The vanishing pharmacopeia (or, ballad for an escape)
“This one, the new psychiatrist says, is gonna be magic. And here’s the thing- I believe her, or I’m willing to; I want to be better and I’m willing to believe that this is part of how to get better… I’m ready to believe in magic. Give me an elephant and all the right mirrors. Give me a bullet suddenly cradled in the palm. Something has to disappear, please let it not be me.”
“Not all hard times turn you into a better person. Sometimes you go through something that undoes all the work you did before, all the yoga and therapy the “being mindful”, and all that good shit just falls apart.”

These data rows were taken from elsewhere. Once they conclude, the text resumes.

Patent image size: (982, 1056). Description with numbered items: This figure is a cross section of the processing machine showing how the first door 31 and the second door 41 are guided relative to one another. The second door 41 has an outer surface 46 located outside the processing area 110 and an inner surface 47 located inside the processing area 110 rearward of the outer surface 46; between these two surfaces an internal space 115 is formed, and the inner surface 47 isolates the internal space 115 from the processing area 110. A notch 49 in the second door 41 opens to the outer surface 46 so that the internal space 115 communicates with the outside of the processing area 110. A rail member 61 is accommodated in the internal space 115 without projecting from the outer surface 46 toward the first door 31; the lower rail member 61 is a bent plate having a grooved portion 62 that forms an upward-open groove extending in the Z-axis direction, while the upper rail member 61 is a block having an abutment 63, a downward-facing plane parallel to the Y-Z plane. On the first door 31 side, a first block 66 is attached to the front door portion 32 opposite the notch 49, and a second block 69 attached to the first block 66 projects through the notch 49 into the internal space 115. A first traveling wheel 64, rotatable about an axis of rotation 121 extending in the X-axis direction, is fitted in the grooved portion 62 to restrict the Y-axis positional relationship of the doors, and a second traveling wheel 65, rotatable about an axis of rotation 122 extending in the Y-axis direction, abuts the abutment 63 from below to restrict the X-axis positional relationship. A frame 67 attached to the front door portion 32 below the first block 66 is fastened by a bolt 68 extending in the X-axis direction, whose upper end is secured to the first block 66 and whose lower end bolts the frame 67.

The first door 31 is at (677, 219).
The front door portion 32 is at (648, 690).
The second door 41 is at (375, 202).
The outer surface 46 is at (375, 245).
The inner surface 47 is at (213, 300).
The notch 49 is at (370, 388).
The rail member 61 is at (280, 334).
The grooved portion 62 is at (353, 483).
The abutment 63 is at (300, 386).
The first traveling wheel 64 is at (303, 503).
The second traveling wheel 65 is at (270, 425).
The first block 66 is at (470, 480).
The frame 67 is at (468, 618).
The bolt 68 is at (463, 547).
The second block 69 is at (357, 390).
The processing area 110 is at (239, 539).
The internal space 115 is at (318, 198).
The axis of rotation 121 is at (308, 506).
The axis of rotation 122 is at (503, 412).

“I always thought I could never truly be good unless I sprinted unthinking into a forest or dragged a child from fire into darkness, how dumb is that, thinking that my immediate reactions define who I am. My brain thinks all kinds of shit that comes from me but isn’t all of me. I am not my thoughts. I am a person and I have thoughts. I am the whole engine, not just the gasoline. To be good, all you have to do is try to be good. You might mess up everything you try, but you still have to, you know. You still have to try.”
“All I had to do was nothing. It’s the easiest thing in the world not to swim. The water is warm enough to be confused for arms. The bubbles swimming last could be taken for planets. I don’t have to be here, but I want to. I want every day more life. When my breath catches and I’m drawn downward and the light begins to fade, I cut myself free, and I swim.”